300 images, 1800 sites

300 Images From 1800 Sites: a beautiful little compendium of common website interface elements (e.g. arrows, mail icons, bullets, etc.). Link via boing boing.

Posted June 17, 2004 07:34 AM | Permalink

June 14, 2004

Social Networking Sites Meta-List

Social Networking Services Meta List. It's like portals or online stores in 1999. Looks like it's time for a shakeout.

Posted June 14, 2004 11:31 AM | Permalink

May 13, 2004

Google Moving Closer To Yahoo

First, good old search, then a heirarchical directory, then shopping via Froogle, then email, and now Google is allowing the creation of groups/mailing lists: Google Groups 2 Beta.

The old Google Groups was just an interface to Usenet. This extends it by allowing people to create their own, non-Usenet online discussion groups that can also double as an email listserve.

Posted May 13, 2004 12:02 PM | Permalink

May 11, 2004

Skype Plans For-Fee Service

Reports are beginning to leak in that Skype, the free peer-to-peer voice-over-IP (VoIP) slash instant-messaging service, will launch a pay service connecting Skype VoIP to the plain old telephone system.

Didn't someone write about this back in the fall? Oh wait -- that was me! To wit:

At some point, to gain market, Skype needs to open a gateway between the IP network and the telephone network (which is apparently in the plans). At that point, I would lay bets that Skype ceases to be free and falls into pretty much the same realm as Net2Phone and DialPad.

That's from the Skype Hype is Tripe entry, that, incidentally, is consistently one of the top ten entry points for this site. I think a lot of people find their way here via searches that land them on that link. It's on page 5 of Google search for "skype," but the third for "skype hype."

Posted May 11, 2004 02:21 PM | Permalink

April 15, 2004

AOL goes HTML

AOL is moving away from their proprietary markup language.

AOL's online service has always been a walled garden. At one point even, AOL users could only send email to other AOL users and were unable to view any content on the Interent -- just content that lived inside AOL's proprietary network. Since the late 90's there's been a hole in the wall that lets AOL users get out to the Web (and lets email come in), but all the content in the AOL garden was still authored in their own proprietary markup language.

That's changing. AOL has started buiding their content in and migrating their services to HTML (though it will be interesting to see how standards-compliant they are).

Why now? Here's the real kicker from the Post article:

"subscribers will soon be able to sign onto AOL.com from any computer without installing AOL's special software and get most of the company's content."
That's a big deal (and not only because it means no more CDs in the mail), but because it means their business model is shifting to be more directly competitive with Yahoo and MSN (advertising-funded services with premium content subscriptions). I'm sure there'll still be a client-side app, if for no other reason than it's a great ease-of-use benefit to newbies. But there are fewer and fewer online newbies in America these days, so that market advantage is shrinking.

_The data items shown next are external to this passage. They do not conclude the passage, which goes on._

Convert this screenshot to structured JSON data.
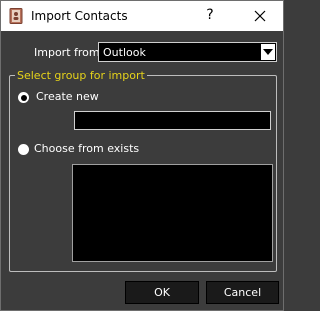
{
  "window": {
    "title": "Import Contacts",
    "help_label": "?"
  },
  "import_from": {
    "label": "Import from:",
    "selected": "Outlook"
  },
  "group": {
    "title": "Select group for import",
    "create_new_label": "Create new",
    "choose_label": "Choose from exists",
    "selected_option": "Create new"
  },
  "buttons": {
    "ok": "OK",
    "cancel": "Cancel"
  },
  "colors": {
    "group_title": "#e6d31a",
    "dialog_bg": "#3c3c3c"
  }
}
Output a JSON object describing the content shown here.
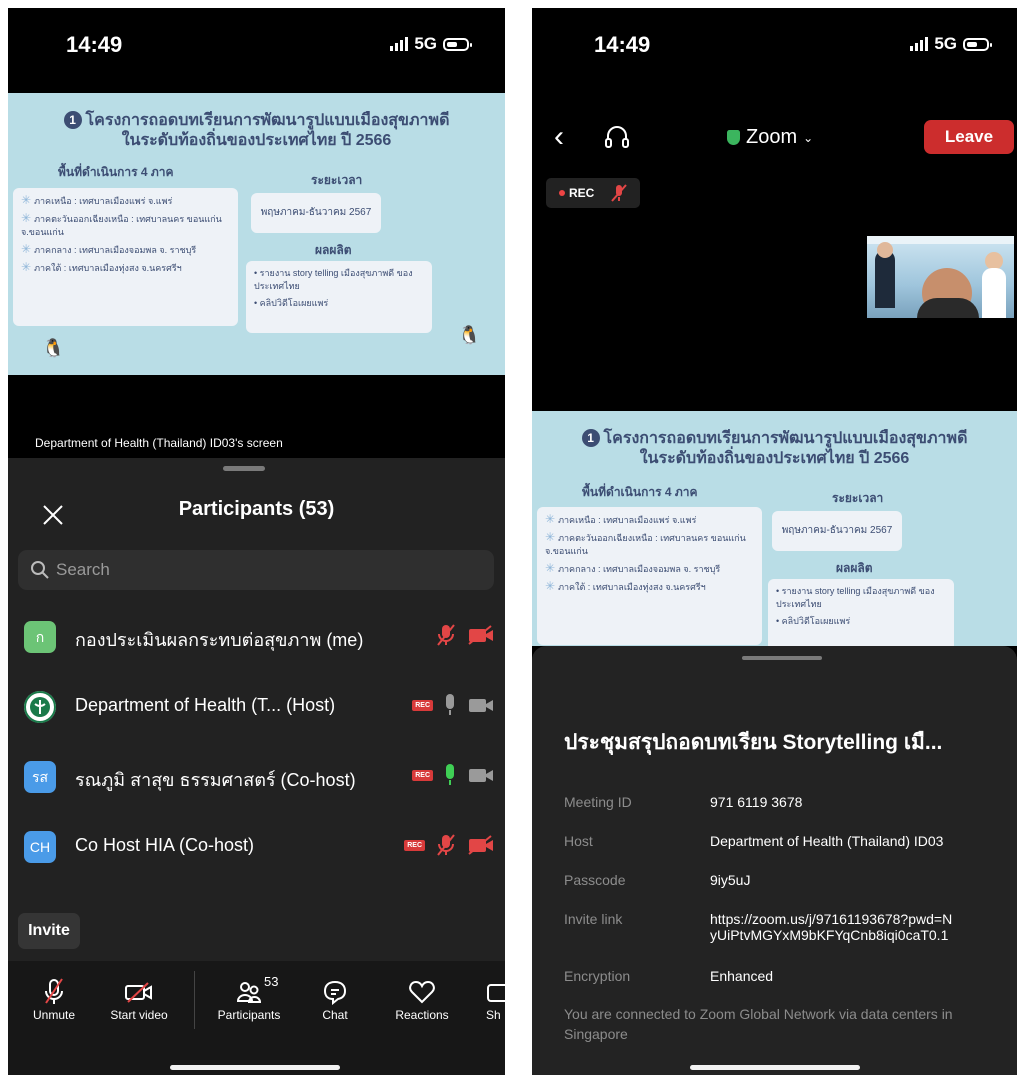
{
  "left": {
    "status": {
      "time": "14:49",
      "network": "5G"
    },
    "slide": {
      "number": "1",
      "title_line1": "โครงการถอดบทเรียนการพัฒนารูปแบบเมืองสุขภาพดี",
      "title_line2": "ในระดับท้องถิ่นของประเทศไทย ปี 2566",
      "areas_heading": "พื้นที่ดำเนินการ 4 ภาค",
      "areas": [
        "ภาคเหนือ : เทศบาลเมืองแพร่ จ.แพร่",
        "ภาคตะวันออกเฉียงเหนือ : เทศบาลนคร ขอนแก่น จ.ขอนแก่น",
        "ภาคกลาง : เทศบาลเมืองจอมพล จ. ราชบุรี",
        "ภาคใต้ : เทศบาลเมืองทุ่งสง จ.นครศรีฯ"
      ],
      "period_heading": "ระยะเวลา",
      "period": "พฤษภาคม-ธันวาคม 2567",
      "output_heading": "ผลผลิต",
      "outputs": [
        "• รายงาน story telling เมืองสุขภาพดี ของประเทศไทย",
        "• คลิปวิดีโอเผยแพร่"
      ]
    },
    "share_caption": "Department of Health (Thailand) ID03's screen",
    "participants": {
      "title": "Participants (53)",
      "search_placeholder": "Search",
      "rows": [
        {
          "initials": "ก",
          "name": "กองประเมินผลกระทบต่อสุขภาพ (me)",
          "avatar_color": "#6cc476"
        },
        {
          "initials": "",
          "name": "Department of Health (T...  (Host)",
          "avatar_color": "#ffffff"
        },
        {
          "initials": "รส",
          "name": "รณภูมิ สาสุข ธรรมศาสตร์ (Co-host)",
          "avatar_color": "#4a9be8"
        },
        {
          "initials": "CH",
          "name": "Co Host HIA (Co-host)",
          "avatar_color": "#4a9be8"
        }
      ],
      "rec_badge": "REC",
      "invite_label": "Invite"
    },
    "toolbar": {
      "unmute": "Unmute",
      "start_video": "Start video",
      "participants": "Participants",
      "participants_count": "53",
      "chat": "Chat",
      "reactions": "Reactions",
      "share_partial": "Sh"
    }
  },
  "right": {
    "status": {
      "time": "14:49",
      "network": "5G"
    },
    "app_title": "Zoom",
    "leave_label": "Leave",
    "rec_label": "REC",
    "meeting": {
      "title": "ประชุมสรุปถอดบทเรียน Storytelling เมื...",
      "id_label": "Meeting ID",
      "id_value": "971 6119 3678",
      "host_label": "Host",
      "host_value": "Department of Health (Thailand) ID03",
      "passcode_label": "Passcode",
      "passcode_value": "9iy5uJ",
      "invite_label": "Invite link",
      "invite_line1": "https://zoom.us/j/97161193678?pwd=N",
      "invite_line2": "yUiPtvMGYxM9bKFYqCnb8iqi0caT0.1",
      "encryption_label": "Encryption",
      "encryption_value": "Enhanced",
      "network_note": "You are connected to Zoom Global Network via data centers in Singapore"
    }
  }
}
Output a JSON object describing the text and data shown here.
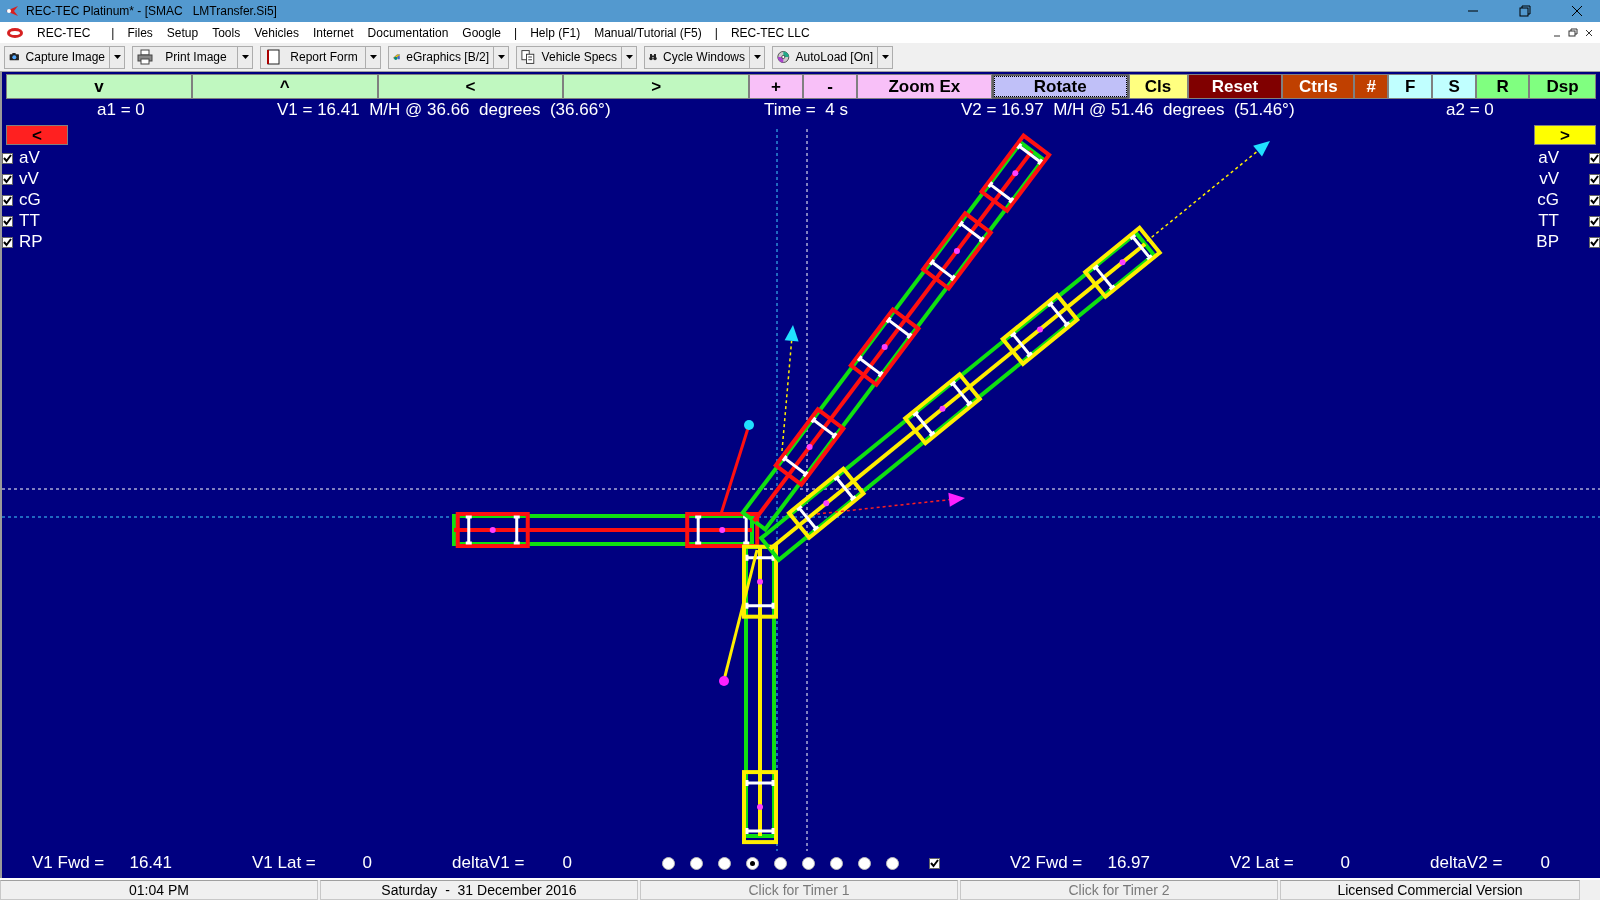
{
  "window": {
    "title": "REC-TEC Platinum* - [SMAC   LMTransfer.Si5]"
  },
  "menu": [
    {
      "label": "REC-TEC",
      "kind": "logo"
    },
    {
      "label": "|",
      "kind": "separator"
    },
    {
      "label": "Files",
      "kind": "item"
    },
    {
      "label": "Setup",
      "kind": "item"
    },
    {
      "label": "Tools",
      "kind": "item"
    },
    {
      "label": "Vehicles",
      "kind": "item"
    },
    {
      "label": "Internet",
      "kind": "item"
    },
    {
      "label": "Documentation",
      "kind": "item"
    },
    {
      "label": "Google",
      "kind": "item"
    },
    {
      "label": "|",
      "kind": "separator"
    },
    {
      "label": "Help (F1)",
      "kind": "item"
    },
    {
      "label": "Manual/Tutorial (F5)",
      "kind": "item"
    },
    {
      "label": "|",
      "kind": "separator"
    },
    {
      "label": "REC-TEC LLC",
      "kind": "item"
    }
  ],
  "toolbar": [
    {
      "label": "Capture Image",
      "kind": "camera"
    },
    {
      "label": "Print Image",
      "kind": "printer"
    },
    {
      "label": "Report Form",
      "kind": "page"
    },
    {
      "label": "eGraphics [B/2]",
      "kind": "graphics"
    },
    {
      "label": "Vehicle Specs",
      "kind": "copy"
    },
    {
      "label": "Cycle Windows",
      "kind": "binoculars"
    },
    {
      "label": "AutoLoad [On]",
      "kind": "disc"
    }
  ],
  "controls": [
    {
      "label": "v",
      "color": "#c0f8c0",
      "selected": false
    },
    {
      "label": "^",
      "color": "#c0f8c0",
      "selected": false
    },
    {
      "label": "<",
      "color": "#c0f8c0",
      "selected": false
    },
    {
      "label": ">",
      "color": "#c0f8c0",
      "selected": false
    },
    {
      "label": "+",
      "color": "#f8c0f8",
      "selected": false
    },
    {
      "label": "-",
      "color": "#f8c0f8",
      "selected": false
    },
    {
      "label": "Zoom Ex",
      "color": "#f8c0f8",
      "selected": false
    },
    {
      "label": "Rotate",
      "color": "#c0c0f8",
      "selected": true
    },
    {
      "label": "Cls",
      "color": "#ffff80",
      "selected": false
    },
    {
      "label": "Reset",
      "color": "#800000",
      "selected": false
    },
    {
      "label": "Ctrls",
      "color": "#c04000",
      "selected": false
    },
    {
      "label": "#",
      "color": "#c04000",
      "selected": false
    },
    {
      "label": "F",
      "color": "#c0ffff",
      "selected": false
    },
    {
      "label": "S",
      "color": "#c0ffff",
      "selected": false
    },
    {
      "label": "R",
      "color": "#80ff80",
      "selected": false
    },
    {
      "label": "Dsp",
      "color": "#80ff80",
      "selected": false
    }
  ],
  "readout_top": [
    "a1 = 0",
    "V1 = 16.41  M/H @ 36.66  degrees  (36.66°)",
    "Time =  4 s",
    "V2 = 16.97  M/H @ 51.46  degrees  (51.46°)",
    "a2 = 0"
  ],
  "left_panel": {
    "button": {
      "label": "<",
      "color": "#ff2020"
    },
    "options": [
      {
        "label": "aV",
        "checked": true
      },
      {
        "label": "vV",
        "checked": true
      },
      {
        "label": "cG",
        "checked": true
      },
      {
        "label": "TT",
        "checked": true
      },
      {
        "label": "RP",
        "checked": true
      }
    ]
  },
  "right_panel": {
    "button": {
      "label": ">",
      "color": "#ffff00"
    },
    "options": [
      {
        "label": "aV",
        "checked": true
      },
      {
        "label": "vV",
        "checked": true
      },
      {
        "label": "cG",
        "checked": true
      },
      {
        "label": "TT",
        "checked": true
      },
      {
        "label": "BP",
        "checked": true
      }
    ]
  },
  "readout_bottom_left": [
    {
      "label": "V1 Fwd =",
      "value": "16.41"
    },
    {
      "label": "V1 Lat =",
      "value": "0"
    },
    {
      "label": "deltaV1 =",
      "value": "0"
    }
  ],
  "steps": [
    {
      "selected": false
    },
    {
      "selected": false
    },
    {
      "selected": false
    },
    {
      "selected": true
    },
    {
      "selected": false
    },
    {
      "selected": false
    },
    {
      "selected": false
    },
    {
      "selected": false
    },
    {
      "selected": false
    }
  ],
  "step_check": {
    "checked": true
  },
  "readout_bottom_right": [
    {
      "label": "V2 Fwd =",
      "value": "16.97"
    },
    {
      "label": "V2 Lat =",
      "value": "0"
    },
    {
      "label": "deltaV2 =",
      "value": "0"
    }
  ],
  "status_bar": [
    {
      "text": "01:04 PM",
      "kind": "text"
    },
    {
      "text": "Saturday  -  31 December 2016",
      "kind": "text"
    },
    {
      "text": "Click for Timer 1",
      "kind": "button"
    },
    {
      "text": "Click for Timer 2",
      "kind": "button"
    },
    {
      "text": "Licensed Commercial Version",
      "kind": "text"
    }
  ]
}
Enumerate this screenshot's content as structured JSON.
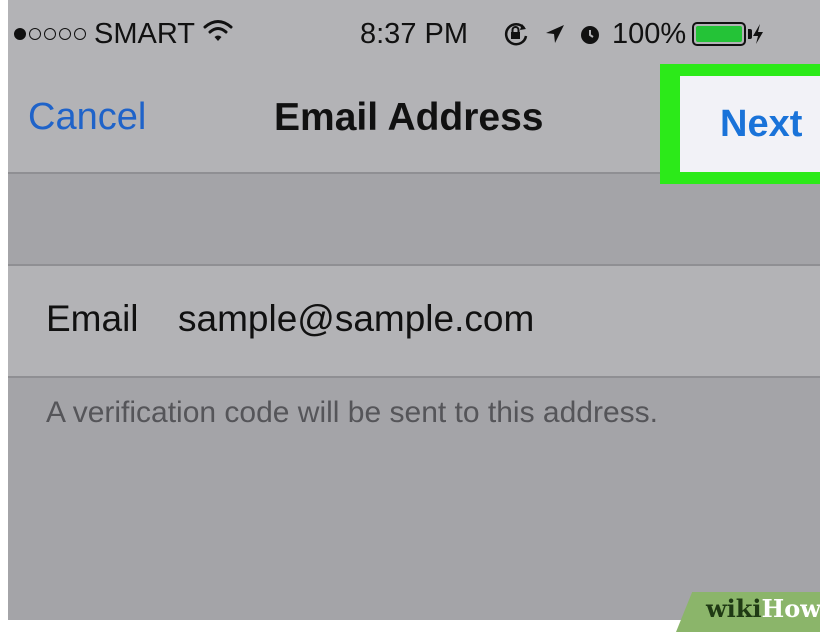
{
  "status_bar": {
    "signal_dots_filled": 1,
    "signal_dots_total": 5,
    "carrier": "SMART",
    "time": "8:37 PM",
    "battery": "100%",
    "battery_level_percent": 100,
    "icons": [
      "wifi-icon",
      "orientation-lock-icon",
      "location-arrow-icon",
      "alarm-icon",
      "battery-icon",
      "charging-icon"
    ],
    "battery_color": "#24c337"
  },
  "nav": {
    "cancel_label": "Cancel",
    "title": "Email Address",
    "next_label": "Next",
    "highlight_color": "#2cea19",
    "accent_color": "#1a73d9"
  },
  "form": {
    "email_label": "Email",
    "email_value": "sample@sample.com",
    "footnote": "A verification code will be sent to this address."
  },
  "watermark": {
    "brand_left": "wiki",
    "brand_right": "How"
  }
}
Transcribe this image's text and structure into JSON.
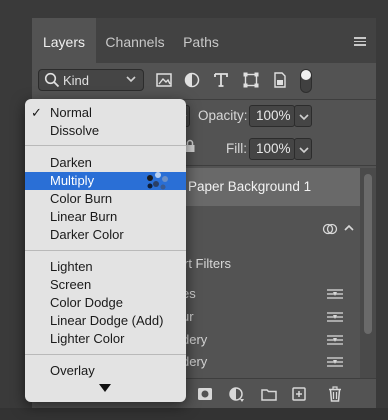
{
  "tabs": [
    {
      "label": "Layers",
      "active": true
    },
    {
      "label": "Channels",
      "active": false
    },
    {
      "label": "Paths",
      "active": false
    }
  ],
  "filter": {
    "kind_label": "Kind",
    "icons": [
      "image-filter-icon",
      "adjustment-filter-icon",
      "type-filter-icon",
      "shape-filter-icon",
      "smart-object-filter-icon"
    ],
    "toggle_on": true
  },
  "opacity": {
    "label": "Opacity:",
    "value": "100%"
  },
  "fill": {
    "label": "Fill:",
    "value": "100%"
  },
  "layer": {
    "name": "Paper Background 1"
  },
  "smart_filters_label": "rt Filters",
  "filter_items": [
    "es",
    "ur",
    "dery",
    "dery"
  ],
  "toolbar_icons": [
    "mask-icon",
    "adjustment-layer-icon",
    "group-folder-icon",
    "new-layer-icon",
    "trash-icon"
  ],
  "blend_menu": {
    "groups": [
      [
        "Normal",
        "Dissolve"
      ],
      [
        "Darken",
        "Multiply",
        "Color Burn",
        "Linear Burn",
        "Darker Color"
      ],
      [
        "Lighten",
        "Screen",
        "Color Dodge",
        "Linear Dodge (Add)",
        "Lighter Color"
      ],
      [
        "Overlay"
      ]
    ],
    "checked": "Normal",
    "highlighted": "Multiply"
  },
  "colors": {
    "panel_bg": "#535353",
    "menu_bg": "#e3e3e3",
    "highlight": "#2a6fd6",
    "layer_row": "#696969"
  }
}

A walled garden works great as a business model as long as what's inside the garden is more attractive than what's outside. For years, though, pretty much anything you could get inside AOL was available for free or cheaper on the Internet. When the flowers in the walled garden cease to be unique, it's time for the walls to come down.

Posted April 15, 2004 09:17 AM | Permalink | Comments (1)

April 06, 2004

The Google Operating System

Jason Kottke posts an interesting entry called GooOS, the Google Operating System which extends on these three paragraphs from the Topix.net weblog:Google is a company that has built a single very large, custom computer. It's running their own cluster operating system. They make their big computer even bigger and faster each month, while lowering the cost of CPU cycles. It's looking more like a general purpose platform than a cluster optimized for a single application.

While competitors are targeting the individual applications Google has deployed, Google is building a massive, general purpose computing platform for web-scale programming.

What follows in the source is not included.